The conversion, in accounting for the New Year issue and the leap day discrepancy, becomes a rather unwieldy range. Moreover, this conversion is itself computable, so it is unnecessary to impose this burden on our encoders. Instead, we encode Julian dates using @when-custom. On the website, we generate tooltips for all such dates showing the equivalent date or date-range in Gregorian. For the purposes of interoperability, the same conversion could be used to insert Gregorian dating attributes.

Until now, the encoding of historical dates in TEI projects appears to have been haphazard, for a variety of reasons, including the lack of adequate encoding mechanisms, academic convention, and historical practice. However, we now have a set of attributes that enable us to be more precise, and we can easily create conversion functions between (for instance) Julian and Gregorian dating systems.

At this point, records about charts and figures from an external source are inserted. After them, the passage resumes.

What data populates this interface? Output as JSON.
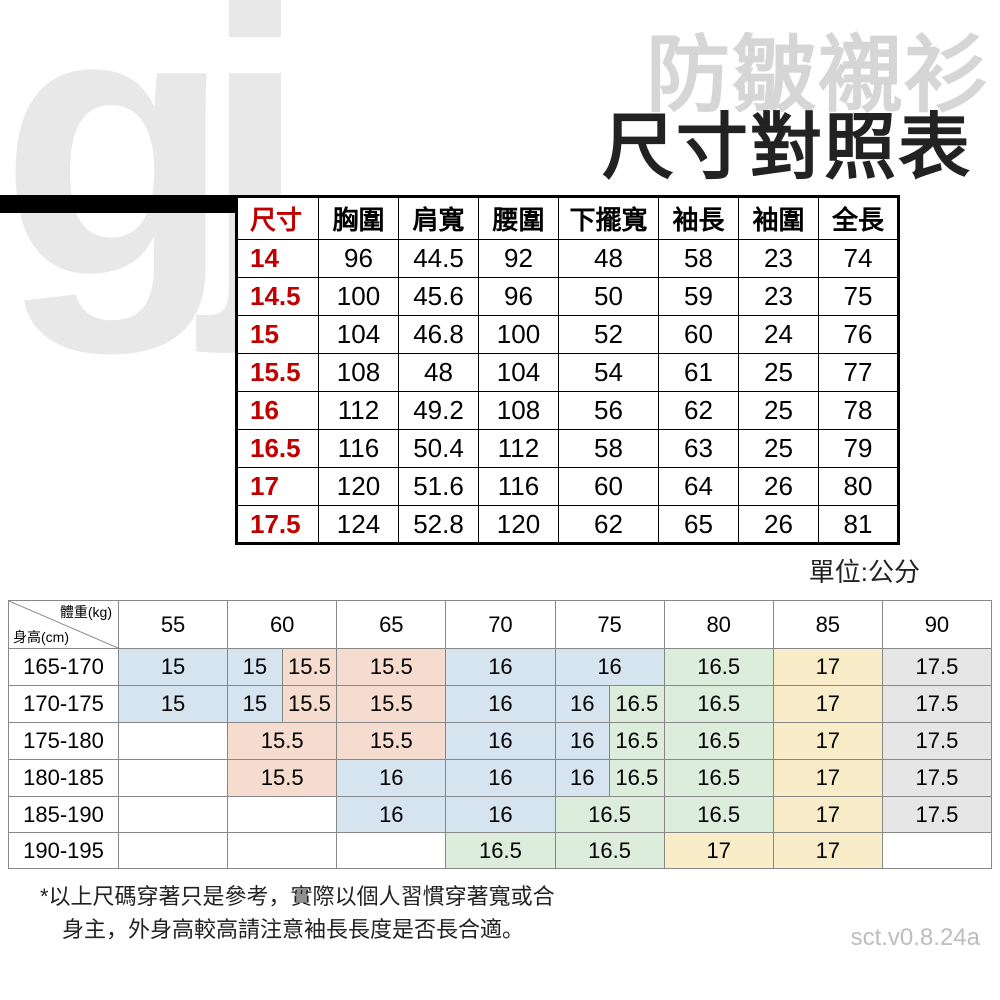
{
  "background": {
    "logo_text": "gj",
    "watermark": "防皺襯衫",
    "logo_color": "#e8e8e8",
    "watermark_color": "#d6d6d6"
  },
  "title": "尺寸對照表",
  "unit_label": "單位:公分",
  "size_table": {
    "type": "table",
    "header_color": "#c00000",
    "border_color": "#000000",
    "columns": [
      "尺寸",
      "胸圍",
      "肩寬",
      "腰圍",
      "下擺寬",
      "袖長",
      "袖圍",
      "全長"
    ],
    "rows": [
      [
        "14",
        "96",
        "44.5",
        "92",
        "48",
        "58",
        "23",
        "74"
      ],
      [
        "14.5",
        "100",
        "45.6",
        "96",
        "50",
        "59",
        "23",
        "75"
      ],
      [
        "15",
        "104",
        "46.8",
        "100",
        "52",
        "60",
        "24",
        "76"
      ],
      [
        "15.5",
        "108",
        "48",
        "104",
        "54",
        "61",
        "25",
        "77"
      ],
      [
        "16",
        "112",
        "49.2",
        "108",
        "56",
        "62",
        "25",
        "78"
      ],
      [
        "16.5",
        "116",
        "50.4",
        "112",
        "58",
        "63",
        "25",
        "79"
      ],
      [
        "17",
        "120",
        "51.6",
        "116",
        "60",
        "64",
        "26",
        "80"
      ],
      [
        "17.5",
        "124",
        "52.8",
        "120",
        "62",
        "65",
        "26",
        "81"
      ]
    ]
  },
  "rec_table": {
    "type": "table",
    "diag_top": "體重(kg)",
    "diag_bottom": "身高(cm)",
    "weight_headers": [
      "55",
      "60",
      "65",
      "70",
      "75",
      "80",
      "85",
      "90"
    ],
    "height_rows": [
      "165-170",
      "170-175",
      "175-180",
      "180-185",
      "185-190",
      "190-195"
    ],
    "colors": {
      "blue": "#d6e4f0",
      "peach": "#f6dccf",
      "green": "#dceddc",
      "yellow": "#f9ecc9",
      "grey": "#e6e6e6",
      "none": "#ffffff"
    },
    "cells": [
      [
        {
          "v": "15",
          "c": "blue"
        },
        {
          "split": [
            {
              "v": "15",
              "c": "blue"
            },
            {
              "v": "15.5",
              "c": "peach"
            }
          ]
        },
        {
          "v": "15.5",
          "c": "peach"
        },
        {
          "v": "16",
          "c": "blue"
        },
        {
          "v": "16",
          "c": "blue"
        },
        {
          "v": "16.5",
          "c": "green"
        },
        {
          "v": "17",
          "c": "yellow"
        },
        {
          "v": "17.5",
          "c": "grey"
        }
      ],
      [
        {
          "v": "15",
          "c": "blue"
        },
        {
          "split": [
            {
              "v": "15",
              "c": "blue"
            },
            {
              "v": "15.5",
              "c": "peach"
            }
          ]
        },
        {
          "v": "15.5",
          "c": "peach"
        },
        {
          "v": "16",
          "c": "blue"
        },
        {
          "split": [
            {
              "v": "16",
              "c": "blue"
            },
            {
              "v": "16.5",
              "c": "green"
            }
          ]
        },
        {
          "v": "16.5",
          "c": "green"
        },
        {
          "v": "17",
          "c": "yellow"
        },
        {
          "v": "17.5",
          "c": "grey"
        }
      ],
      [
        {
          "v": "",
          "c": "none"
        },
        {
          "v": "15.5",
          "c": "peach"
        },
        {
          "v": "15.5",
          "c": "peach"
        },
        {
          "v": "16",
          "c": "blue"
        },
        {
          "split": [
            {
              "v": "16",
              "c": "blue"
            },
            {
              "v": "16.5",
              "c": "green"
            }
          ]
        },
        {
          "v": "16.5",
          "c": "green"
        },
        {
          "v": "17",
          "c": "yellow"
        },
        {
          "v": "17.5",
          "c": "grey"
        }
      ],
      [
        {
          "v": "",
          "c": "none"
        },
        {
          "v": "15.5",
          "c": "peach"
        },
        {
          "v": "16",
          "c": "blue"
        },
        {
          "v": "16",
          "c": "blue"
        },
        {
          "split": [
            {
              "v": "16",
              "c": "blue"
            },
            {
              "v": "16.5",
              "c": "green"
            }
          ]
        },
        {
          "v": "16.5",
          "c": "green"
        },
        {
          "v": "17",
          "c": "yellow"
        },
        {
          "v": "17.5",
          "c": "grey"
        }
      ],
      [
        {
          "v": "",
          "c": "none"
        },
        {
          "v": "",
          "c": "none"
        },
        {
          "v": "16",
          "c": "blue"
        },
        {
          "v": "16",
          "c": "blue"
        },
        {
          "v": "16.5",
          "c": "green"
        },
        {
          "v": "16.5",
          "c": "green"
        },
        {
          "v": "17",
          "c": "yellow"
        },
        {
          "v": "17.5",
          "c": "grey"
        }
      ],
      [
        {
          "v": "",
          "c": "none"
        },
        {
          "v": "",
          "c": "none"
        },
        {
          "v": "",
          "c": "none"
        },
        {
          "v": "16.5",
          "c": "green"
        },
        {
          "v": "16.5",
          "c": "green"
        },
        {
          "v": "17",
          "c": "yellow"
        },
        {
          "v": "17",
          "c": "yellow"
        },
        {
          "v": "",
          "c": "none"
        }
      ]
    ]
  },
  "footnote": "*以上尺碼穿著只是參考，實際以個人習慣穿著寬或合\n　身主，外身高較高請注意袖長長度是否長合適。",
  "version": "sct.v0.8.24a"
}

Moreover, as we begin to integrate data from different projects, and create timelines and event sequences that require accurate dating, there is more reason than ever for developing and propagating good practice in date encoding; we do not want to end up creating inter-project timelines in which (for example) the invasion force of William of Orange arrives in England several days before it sets off from the Netherlands. In presenting our date-encoding practices and the issues we have encountered, we hope to stimulate a discussion on accurate date encoding that will encourage those working on projects involving non-Gregorian calendars to be aware of the issues, and to collaborate in creating methods for encoding and interchange that will obviate these problems.


Cheney, C. R. (2000). A Handbook of Dates for Students of British history. Revised by Michael Jones. Cambridge: Cambridge University Press.
Duncan, D. E. (1998). Calendar: Humanity’s Epic Struggle to Determine a True and Accurate Year. New York: Avon Books.
Duncan, D. E. (1999). Calendar. Smithsonian 29 (11). 48-58.
Fryde, E. B., D. E. Greenway, S. Porter, and I. Roy (1986). Handbook of British Chronology. 3rd edn. London: Offices of the Royal Historical Society.
Jardine, L. (2009). Another point of view. London: Preface.
Stow, J. (1598). A SVRVAY OF LONDON. London: John Windet for John Wolfe.